The research house said the 25 bps hike yesterday was the third OPR hike this year after hikes on May 11 and July 6.

“Our economist projects a total OPR hike of 75 bps in 2022, which means no hike in the November 2022 Monetary Policy Committee (MPC) meeting and 50 bps in 2023. We expect the hikes to benefit banks as their floating-rate loans are larger than their fixed deposits (both of which would be repriced upwards).

“However, the positive impact from OPR hike could be partly diluted by higher cost of funds from a pick-up in the deposit competition,” it said in a research note today.

The research house said its analysis also showed that the OPR hike had the largest positive impact on Bank Islam with 7.6 per cent increase in financial year 2023 (FY2023) net profit for every 25bp hike as its floating-rate loan ratio of 91 per cent in FY2023 is the sector’s highest.

Conversely, it said the impact would be smallest on Affin Bank’s FY2023 net profit with only 0.2 per cent increase for every 25bp hike as its floating-rate loan ratio of 74.1 per cent is one of the lowest in the sector.

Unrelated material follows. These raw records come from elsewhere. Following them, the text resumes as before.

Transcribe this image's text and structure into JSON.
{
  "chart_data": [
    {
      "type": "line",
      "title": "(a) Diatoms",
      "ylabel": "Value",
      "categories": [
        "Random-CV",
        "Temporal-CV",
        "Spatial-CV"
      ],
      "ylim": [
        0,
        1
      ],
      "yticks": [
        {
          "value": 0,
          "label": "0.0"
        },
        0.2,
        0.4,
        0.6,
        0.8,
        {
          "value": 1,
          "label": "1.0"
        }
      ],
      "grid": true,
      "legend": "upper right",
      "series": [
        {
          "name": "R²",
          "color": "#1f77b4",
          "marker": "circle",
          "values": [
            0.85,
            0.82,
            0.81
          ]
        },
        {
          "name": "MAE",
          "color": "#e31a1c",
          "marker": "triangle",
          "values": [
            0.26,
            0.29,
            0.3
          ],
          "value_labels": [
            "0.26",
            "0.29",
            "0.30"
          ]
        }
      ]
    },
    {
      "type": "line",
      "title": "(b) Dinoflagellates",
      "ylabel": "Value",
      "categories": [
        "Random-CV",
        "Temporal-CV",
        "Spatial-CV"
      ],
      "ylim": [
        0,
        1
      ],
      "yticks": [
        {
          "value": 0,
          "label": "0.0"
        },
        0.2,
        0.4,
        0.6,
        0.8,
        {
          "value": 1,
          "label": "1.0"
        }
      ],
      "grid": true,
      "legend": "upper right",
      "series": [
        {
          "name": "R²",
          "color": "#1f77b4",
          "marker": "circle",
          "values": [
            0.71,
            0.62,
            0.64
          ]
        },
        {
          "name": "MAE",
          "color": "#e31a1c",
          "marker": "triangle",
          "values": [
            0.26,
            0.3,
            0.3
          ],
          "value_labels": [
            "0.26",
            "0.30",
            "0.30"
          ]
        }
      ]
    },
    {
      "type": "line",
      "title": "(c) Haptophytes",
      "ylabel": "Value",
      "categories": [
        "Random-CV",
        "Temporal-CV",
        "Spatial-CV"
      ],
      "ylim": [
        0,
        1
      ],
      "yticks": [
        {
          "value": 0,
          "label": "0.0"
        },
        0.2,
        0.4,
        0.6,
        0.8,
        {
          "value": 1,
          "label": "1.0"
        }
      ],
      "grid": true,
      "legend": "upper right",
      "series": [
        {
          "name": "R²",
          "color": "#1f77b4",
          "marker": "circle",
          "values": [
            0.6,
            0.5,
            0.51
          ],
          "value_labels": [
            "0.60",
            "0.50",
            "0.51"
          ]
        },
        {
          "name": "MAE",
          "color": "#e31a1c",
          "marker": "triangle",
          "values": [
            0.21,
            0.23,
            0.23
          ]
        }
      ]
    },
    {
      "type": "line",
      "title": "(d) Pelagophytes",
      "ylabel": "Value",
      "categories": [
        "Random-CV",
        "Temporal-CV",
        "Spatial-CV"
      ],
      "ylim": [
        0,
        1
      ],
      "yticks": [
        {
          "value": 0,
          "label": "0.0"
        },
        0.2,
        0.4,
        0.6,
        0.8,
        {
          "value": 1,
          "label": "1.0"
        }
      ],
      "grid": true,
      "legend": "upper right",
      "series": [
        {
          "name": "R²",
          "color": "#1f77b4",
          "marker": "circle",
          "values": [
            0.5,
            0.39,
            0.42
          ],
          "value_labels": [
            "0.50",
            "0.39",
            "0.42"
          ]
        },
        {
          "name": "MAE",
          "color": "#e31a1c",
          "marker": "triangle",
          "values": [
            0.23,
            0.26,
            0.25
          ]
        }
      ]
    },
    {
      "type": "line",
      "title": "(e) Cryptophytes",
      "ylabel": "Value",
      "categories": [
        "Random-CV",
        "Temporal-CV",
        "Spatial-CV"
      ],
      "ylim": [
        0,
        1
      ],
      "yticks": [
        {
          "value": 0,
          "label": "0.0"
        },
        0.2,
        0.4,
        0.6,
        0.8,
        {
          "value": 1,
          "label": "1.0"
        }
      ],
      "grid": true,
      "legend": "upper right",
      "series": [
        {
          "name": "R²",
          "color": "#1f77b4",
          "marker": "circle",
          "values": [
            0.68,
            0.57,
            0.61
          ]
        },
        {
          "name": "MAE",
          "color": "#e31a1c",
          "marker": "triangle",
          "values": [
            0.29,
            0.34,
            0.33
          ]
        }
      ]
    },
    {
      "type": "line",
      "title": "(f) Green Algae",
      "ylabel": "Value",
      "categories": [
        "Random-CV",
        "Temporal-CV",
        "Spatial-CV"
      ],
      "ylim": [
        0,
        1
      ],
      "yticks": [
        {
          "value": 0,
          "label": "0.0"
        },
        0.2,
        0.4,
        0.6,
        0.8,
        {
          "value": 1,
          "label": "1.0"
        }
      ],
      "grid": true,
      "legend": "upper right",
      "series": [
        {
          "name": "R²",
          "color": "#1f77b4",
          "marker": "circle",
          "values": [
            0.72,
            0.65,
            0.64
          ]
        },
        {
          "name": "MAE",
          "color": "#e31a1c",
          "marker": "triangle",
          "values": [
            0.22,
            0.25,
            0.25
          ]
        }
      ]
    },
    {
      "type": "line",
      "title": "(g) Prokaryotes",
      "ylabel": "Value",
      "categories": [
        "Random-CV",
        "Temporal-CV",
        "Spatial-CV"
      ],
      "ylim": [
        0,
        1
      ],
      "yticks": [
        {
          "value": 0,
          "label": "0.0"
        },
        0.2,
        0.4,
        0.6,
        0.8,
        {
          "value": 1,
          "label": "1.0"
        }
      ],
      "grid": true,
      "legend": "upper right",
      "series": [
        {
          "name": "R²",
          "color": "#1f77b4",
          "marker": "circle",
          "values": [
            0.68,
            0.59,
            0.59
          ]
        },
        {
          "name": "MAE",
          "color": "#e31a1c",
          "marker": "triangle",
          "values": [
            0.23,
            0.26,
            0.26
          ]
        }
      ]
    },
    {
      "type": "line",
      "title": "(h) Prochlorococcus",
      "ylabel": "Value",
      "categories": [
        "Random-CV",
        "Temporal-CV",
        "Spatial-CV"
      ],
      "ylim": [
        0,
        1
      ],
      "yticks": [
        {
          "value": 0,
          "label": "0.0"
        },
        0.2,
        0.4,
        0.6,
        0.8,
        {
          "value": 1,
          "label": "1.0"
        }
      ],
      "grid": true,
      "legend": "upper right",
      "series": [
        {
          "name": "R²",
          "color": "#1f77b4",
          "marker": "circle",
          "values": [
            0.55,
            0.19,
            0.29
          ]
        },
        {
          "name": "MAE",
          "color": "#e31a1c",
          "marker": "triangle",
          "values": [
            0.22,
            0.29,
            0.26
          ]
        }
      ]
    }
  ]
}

CGS-CIMB said in theory, the OPR hikes would have a negative impact on banks’ loan growth as this will increase monthly loan repayments for borrowers, and consequently reduce the affordability for loans.

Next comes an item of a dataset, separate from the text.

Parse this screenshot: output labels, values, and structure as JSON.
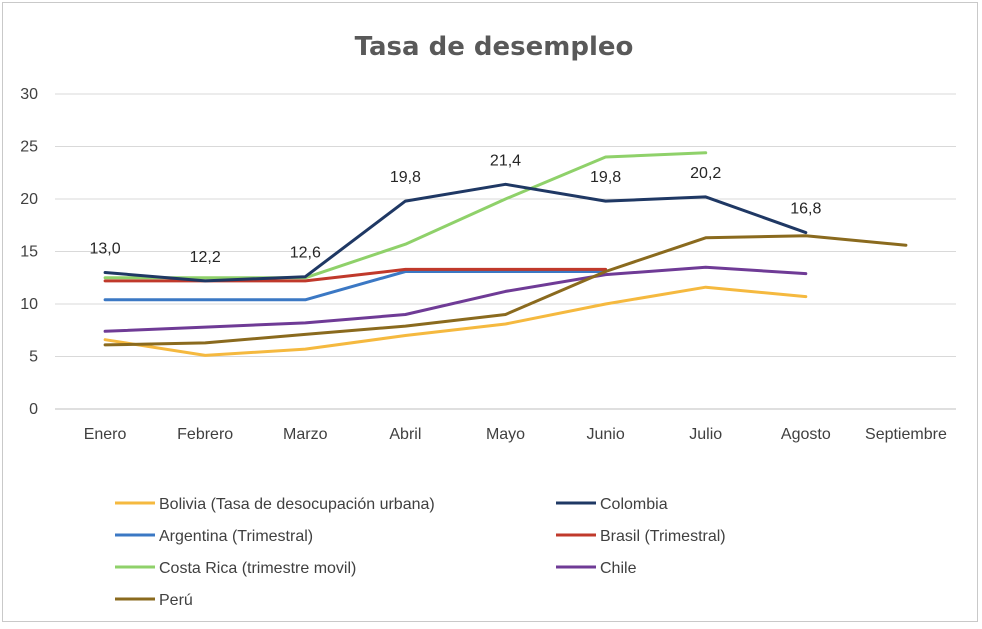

However, it opined that its loan growth projection of 5 to 6 per cent for 2022, which is one of the strongest organic growth rates since 2016, is achievable despite the 75 bps hike in OPR as expected by its economist for 2022.

“Our view is premised on the strong loan growth of 5.9 per cent year-on-year (yoy) at end-July 2022 and swift expansion of close to 80 per cent yoy for both loan applications and approvals in July 2022,” it shared.

Kenanga Research also maintained its overweight call on the sector as the OPR rate hike was well expected as inflationary pressures persist globally, albeit to a lesser extent locally, with a greater favour towards prominent dividend yielders for buffers against recessionary concerns. 

In the near term, the banks are expected to demonstrate earnings bumps from the normalisation of credit cost post-Covid provisions and eventual writebacks from overlays, while the lapse of prosperity tax in the coming year could also provide a meaningful bump-up to earnings and possibly shareholder returns, it said.

“On the flipside, it noted that market sentiment is still showing signs of tepidness as recessionary-pulled concerns still arise from global macros, with recurring COVID lockdowns in China not inspiring confidence.

“With that, we keep our recommendation to side with banks that could provide solid dividend cushions in the near to medium term,” it said.

In another note, MIDF Research maintained its positive call on the banking sector, riding on high loan growth and future OPR hike benefits to net interest income (NII).

With low delinquency rates for graduated repayment assistance loans so far, asset quality issues are not expected to pose any major threats in the immediate future, it said.

However, it noted that funding issues may become a cause for concern in subsequent quarters and so far fixed deposits seemed to be rationally priced, given the excess liquidity still inherent within the market.

Meanwhile, Public Investment Bank Bhd maintained a ‘neutral’ view on the sector with a positive bias given its lagging valuations relative to the broader market.

“We expect this to be the final hike for the year, with BNM now likely to pause to assess the transmission effects of the cumulative 75 bps hike on the economy.

“We make no adjustment to our earnings assumptions, having already assumed eventual rate normalisations in our forecasts. Asset quality remains as the immediate overhang on the sector, given the potentially challenging economic conditions over the horizon,” it added.